Tony Southgate, winemaker at Brightwater Vineyards in Nelson
The first Sauvignon Blanc vines were planted in Marlborough in 1973 at Montana (now Brancott Estate), with the variety becoming emblematic of the region. Marlborough is today New Zealand’s biggest wine producing region.
Of the total 36,192 hectares of vineyards planted in the country, 24,020ha are in Marlborough, with 21,016 being Sauvignon Blanc. For comparison, just 4,744ha are planted in Hawke’s Bay, New Zealand’s second biggest grape growing region.
The region continues to enjoy vast commercial success with Sauvignon, but with plantings in Marlborough now almost at capacity, growers are coming under increasing pressure to crop at higher levels to meet demand, explained Tony Southgate, winemaker at Brightwater Vineyards in nearby Nelson, which is in turn putting pressure on winemakers to drop their prices.

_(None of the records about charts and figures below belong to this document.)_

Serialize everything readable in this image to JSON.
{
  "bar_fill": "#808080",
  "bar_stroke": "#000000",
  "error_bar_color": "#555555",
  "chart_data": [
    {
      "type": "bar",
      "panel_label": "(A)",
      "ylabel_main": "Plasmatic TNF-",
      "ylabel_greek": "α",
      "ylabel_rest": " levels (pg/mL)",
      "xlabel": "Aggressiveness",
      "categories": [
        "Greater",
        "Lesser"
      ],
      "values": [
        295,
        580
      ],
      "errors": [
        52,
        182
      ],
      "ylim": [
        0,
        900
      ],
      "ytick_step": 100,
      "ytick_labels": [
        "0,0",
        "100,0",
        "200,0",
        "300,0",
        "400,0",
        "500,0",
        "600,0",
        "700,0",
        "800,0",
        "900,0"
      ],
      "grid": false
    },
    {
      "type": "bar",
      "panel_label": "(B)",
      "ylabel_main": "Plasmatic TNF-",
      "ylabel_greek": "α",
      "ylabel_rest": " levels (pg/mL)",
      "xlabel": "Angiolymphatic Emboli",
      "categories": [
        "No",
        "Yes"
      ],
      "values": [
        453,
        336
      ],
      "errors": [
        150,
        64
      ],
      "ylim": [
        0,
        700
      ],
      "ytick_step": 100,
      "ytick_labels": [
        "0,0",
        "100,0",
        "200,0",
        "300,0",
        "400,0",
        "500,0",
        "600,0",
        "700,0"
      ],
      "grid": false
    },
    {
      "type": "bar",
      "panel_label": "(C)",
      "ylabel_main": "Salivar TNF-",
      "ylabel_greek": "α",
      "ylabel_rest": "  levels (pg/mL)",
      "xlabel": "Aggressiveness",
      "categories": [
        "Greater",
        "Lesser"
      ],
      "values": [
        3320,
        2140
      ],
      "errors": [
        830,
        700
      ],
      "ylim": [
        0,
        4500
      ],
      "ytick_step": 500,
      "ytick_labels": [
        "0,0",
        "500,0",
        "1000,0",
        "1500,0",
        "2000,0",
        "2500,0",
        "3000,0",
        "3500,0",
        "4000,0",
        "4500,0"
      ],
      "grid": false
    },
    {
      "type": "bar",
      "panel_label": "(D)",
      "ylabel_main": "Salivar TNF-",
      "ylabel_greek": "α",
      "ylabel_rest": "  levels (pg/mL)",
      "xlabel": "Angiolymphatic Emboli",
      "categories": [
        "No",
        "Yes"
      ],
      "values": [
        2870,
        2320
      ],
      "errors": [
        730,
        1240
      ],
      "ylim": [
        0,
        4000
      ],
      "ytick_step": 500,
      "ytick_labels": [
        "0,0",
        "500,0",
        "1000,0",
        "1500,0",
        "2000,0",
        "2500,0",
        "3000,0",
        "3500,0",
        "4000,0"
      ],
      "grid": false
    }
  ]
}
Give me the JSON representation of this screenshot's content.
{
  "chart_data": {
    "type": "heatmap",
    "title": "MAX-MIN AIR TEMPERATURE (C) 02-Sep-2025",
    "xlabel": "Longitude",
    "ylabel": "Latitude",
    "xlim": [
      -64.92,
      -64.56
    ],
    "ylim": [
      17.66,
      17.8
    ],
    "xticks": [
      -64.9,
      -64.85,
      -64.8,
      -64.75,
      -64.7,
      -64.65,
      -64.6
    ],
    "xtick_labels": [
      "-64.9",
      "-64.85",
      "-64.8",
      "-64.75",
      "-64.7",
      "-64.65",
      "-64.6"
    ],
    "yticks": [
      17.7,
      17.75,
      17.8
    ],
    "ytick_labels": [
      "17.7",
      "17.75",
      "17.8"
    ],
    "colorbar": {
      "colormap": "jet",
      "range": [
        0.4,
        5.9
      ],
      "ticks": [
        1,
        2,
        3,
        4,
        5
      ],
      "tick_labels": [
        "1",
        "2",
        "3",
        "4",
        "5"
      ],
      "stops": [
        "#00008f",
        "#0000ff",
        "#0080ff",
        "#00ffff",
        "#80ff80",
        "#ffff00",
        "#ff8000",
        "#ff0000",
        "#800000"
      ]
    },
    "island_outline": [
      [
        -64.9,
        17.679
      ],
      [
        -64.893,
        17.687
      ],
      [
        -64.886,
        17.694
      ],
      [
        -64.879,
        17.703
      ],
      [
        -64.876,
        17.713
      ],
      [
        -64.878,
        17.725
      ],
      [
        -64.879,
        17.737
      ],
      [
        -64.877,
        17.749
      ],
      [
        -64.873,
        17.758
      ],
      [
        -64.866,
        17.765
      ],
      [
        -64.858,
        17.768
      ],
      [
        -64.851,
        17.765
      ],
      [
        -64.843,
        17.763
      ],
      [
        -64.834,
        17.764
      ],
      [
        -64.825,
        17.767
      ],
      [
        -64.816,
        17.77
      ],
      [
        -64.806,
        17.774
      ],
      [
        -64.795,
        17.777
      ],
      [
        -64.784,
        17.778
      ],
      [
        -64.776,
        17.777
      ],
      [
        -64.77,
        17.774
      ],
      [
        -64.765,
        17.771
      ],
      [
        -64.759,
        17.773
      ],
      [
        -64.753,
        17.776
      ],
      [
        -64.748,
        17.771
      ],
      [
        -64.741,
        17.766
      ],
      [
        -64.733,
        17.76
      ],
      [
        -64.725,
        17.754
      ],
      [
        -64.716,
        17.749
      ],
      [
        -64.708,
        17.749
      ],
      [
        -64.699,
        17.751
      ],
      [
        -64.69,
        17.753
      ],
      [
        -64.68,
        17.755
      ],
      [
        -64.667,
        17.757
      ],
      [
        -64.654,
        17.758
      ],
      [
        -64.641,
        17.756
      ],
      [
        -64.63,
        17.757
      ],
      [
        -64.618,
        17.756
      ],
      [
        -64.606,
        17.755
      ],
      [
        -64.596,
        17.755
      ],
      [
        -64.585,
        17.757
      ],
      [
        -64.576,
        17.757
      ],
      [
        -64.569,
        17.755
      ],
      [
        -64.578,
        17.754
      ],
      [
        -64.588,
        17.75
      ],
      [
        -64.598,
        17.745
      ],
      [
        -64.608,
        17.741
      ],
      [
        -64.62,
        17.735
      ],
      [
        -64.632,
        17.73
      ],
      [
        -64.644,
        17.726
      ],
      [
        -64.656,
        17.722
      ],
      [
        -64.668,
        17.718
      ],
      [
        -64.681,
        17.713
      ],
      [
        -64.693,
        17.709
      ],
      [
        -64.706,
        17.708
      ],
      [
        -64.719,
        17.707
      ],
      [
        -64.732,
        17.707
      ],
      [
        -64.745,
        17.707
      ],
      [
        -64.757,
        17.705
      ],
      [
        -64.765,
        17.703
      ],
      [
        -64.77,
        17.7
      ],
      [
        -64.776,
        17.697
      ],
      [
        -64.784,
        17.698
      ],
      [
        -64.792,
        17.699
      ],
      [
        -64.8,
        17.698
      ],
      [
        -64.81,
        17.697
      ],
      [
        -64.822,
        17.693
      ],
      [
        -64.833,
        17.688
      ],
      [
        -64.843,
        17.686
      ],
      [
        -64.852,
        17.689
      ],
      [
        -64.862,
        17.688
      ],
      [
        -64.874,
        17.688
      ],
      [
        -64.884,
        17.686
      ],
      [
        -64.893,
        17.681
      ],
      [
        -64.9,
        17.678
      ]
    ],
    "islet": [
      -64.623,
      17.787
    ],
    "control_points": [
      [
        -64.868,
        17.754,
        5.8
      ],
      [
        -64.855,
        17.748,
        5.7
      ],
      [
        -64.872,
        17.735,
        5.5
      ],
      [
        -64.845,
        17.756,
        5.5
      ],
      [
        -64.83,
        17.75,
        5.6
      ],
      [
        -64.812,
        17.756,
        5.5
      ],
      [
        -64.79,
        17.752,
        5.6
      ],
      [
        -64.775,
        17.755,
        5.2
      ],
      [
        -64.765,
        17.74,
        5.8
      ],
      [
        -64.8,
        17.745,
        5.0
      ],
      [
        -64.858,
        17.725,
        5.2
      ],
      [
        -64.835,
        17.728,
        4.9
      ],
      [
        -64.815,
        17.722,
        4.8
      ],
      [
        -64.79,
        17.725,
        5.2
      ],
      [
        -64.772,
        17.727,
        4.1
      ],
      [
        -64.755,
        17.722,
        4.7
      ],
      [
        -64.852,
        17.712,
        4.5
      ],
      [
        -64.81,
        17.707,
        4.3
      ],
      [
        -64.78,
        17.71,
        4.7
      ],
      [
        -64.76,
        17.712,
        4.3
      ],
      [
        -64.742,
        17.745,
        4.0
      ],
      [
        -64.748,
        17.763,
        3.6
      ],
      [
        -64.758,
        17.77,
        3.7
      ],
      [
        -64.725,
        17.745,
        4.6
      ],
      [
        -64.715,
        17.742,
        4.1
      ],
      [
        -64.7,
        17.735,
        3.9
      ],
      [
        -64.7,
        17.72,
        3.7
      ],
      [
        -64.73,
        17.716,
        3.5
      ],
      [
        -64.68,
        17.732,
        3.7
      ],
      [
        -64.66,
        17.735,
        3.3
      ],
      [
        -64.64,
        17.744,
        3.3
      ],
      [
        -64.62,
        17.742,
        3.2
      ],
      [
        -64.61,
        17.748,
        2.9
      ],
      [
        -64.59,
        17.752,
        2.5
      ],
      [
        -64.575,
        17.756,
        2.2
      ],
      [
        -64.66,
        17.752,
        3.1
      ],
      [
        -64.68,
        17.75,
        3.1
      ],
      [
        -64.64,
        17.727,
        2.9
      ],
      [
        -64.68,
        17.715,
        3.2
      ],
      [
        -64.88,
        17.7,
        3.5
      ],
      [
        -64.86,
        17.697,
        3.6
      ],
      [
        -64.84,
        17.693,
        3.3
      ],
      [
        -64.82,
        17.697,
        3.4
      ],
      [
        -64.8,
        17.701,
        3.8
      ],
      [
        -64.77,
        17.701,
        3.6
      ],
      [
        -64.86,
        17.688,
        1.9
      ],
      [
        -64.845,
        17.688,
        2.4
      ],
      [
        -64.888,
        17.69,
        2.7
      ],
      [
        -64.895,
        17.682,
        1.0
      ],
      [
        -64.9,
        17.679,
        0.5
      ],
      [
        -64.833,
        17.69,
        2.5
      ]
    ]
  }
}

“Sauvignon Blanc is just so price competitive,” he said, speaking to the drinks business. “That’s having an effect on growers, who are starting to crop higher and so you can produce it for less and it’s driving the price down. We have taken contract winemaking but we have held our price point in what has been an extremely competitive last few years,” he said. “Lots of people aren’t holding their price.”
Rather than compete on price with Marlborough Sauvignon, Southgate is taking Brightwater’s production in the opposite direction, producing smaller volume wines at higher price points, using oak barriques to produce a “more interesting” style of Sauvignon, highlighting its barrel fermented 2015 Brightwater Lord Rutherford Sauvignon Blanc, which retails at NZ$30.
“You are looking at a smaller market, but at a consumer that knows what they want and has money,” he said. “When we made it we didn’t know what to expect. We made it seriously and kept the NZ character to the core but on the riper, more concentrated spectrum. We only made five barrels and that was reserved when in barrel.
“We have to convert more conventional Sauvignon Blanc in our vineyards across to this – basically much lower crops. I think the classic style of NZ Sauvignon will continue, but for us, being boutique and wanting to hold our price, we are diversifying into higher markets.”
‘Acoustic version of Marlborough Sauvignon’
Brightwater’s change in direction represents a wider trend rippling through Marlborough, with an increasing number of winemakers experimenting with oak, bottle age and wild ferments, bringing another layer to the region’s offer, evolving away from the one-dimensional model of New Zealand Sauvignon Blanc.
“We used to do one style and that was pick up all of the fruit that you could and bottle it as fresh as possible and hit the market one year after it was grown,” said Jean-Charles Van Hove, of Clos Marguerite in Marlborough.
“Now, people are starting to play with bottle ferment and extended lees contact. You like to keep the wines in tank and in bottle for an extended period of time. Some people play with wild ferment. I’m not a huge fan but some people like that, you get that funky character. We are getting much more interesting Sauvignon now than we had 20 years ago by far, but the undertone is always Marlborough Sauvignon, you can’t miss it.”
Te Whare Ra in Marlborough is just one producer experimenting with different styles of Sauvignon, having released its first barrel-fermented Sauvignon Blanc, from the 2015 vintage, last year.
Anna Flowerday, owner of Te Whare Ra in Marlborough
“People are exploring the boundaries but still being true to the classic style,” said Anna Flowerday, winemaker and owner of TWE. “We are about making authentic wine that shows it’s place. We didn’t want to use new oak because that detracts from the fruit purity. It’s almost like an acoustic version of Marlborough. It’s not that electric guitar but a quieter version of Sauvignon.”
For Flowerday, the next chapter of Marlborough Sauvignon Blanc will be exploring sub regional difference.
“With what we are seeing in the UK there’s this overriding Marlborough brand about it,” she said. “But I think the next chapter is showing the diversity of even classically made Sauvignon Blanc and the soil types across the valley. We can’t talk about it as three sub regions. We want to keep it simple but you could split it into eight sub regions. I think it will be about the complexity and drilling down on a single vineyard and saying this is our variation of Marlborough.
“For those that sell on premise that’s important because if people have six Sauvignon Blancs on their list there needs to be a difference. If we are going to mature as a region that’s the next step, that sub regional difference.”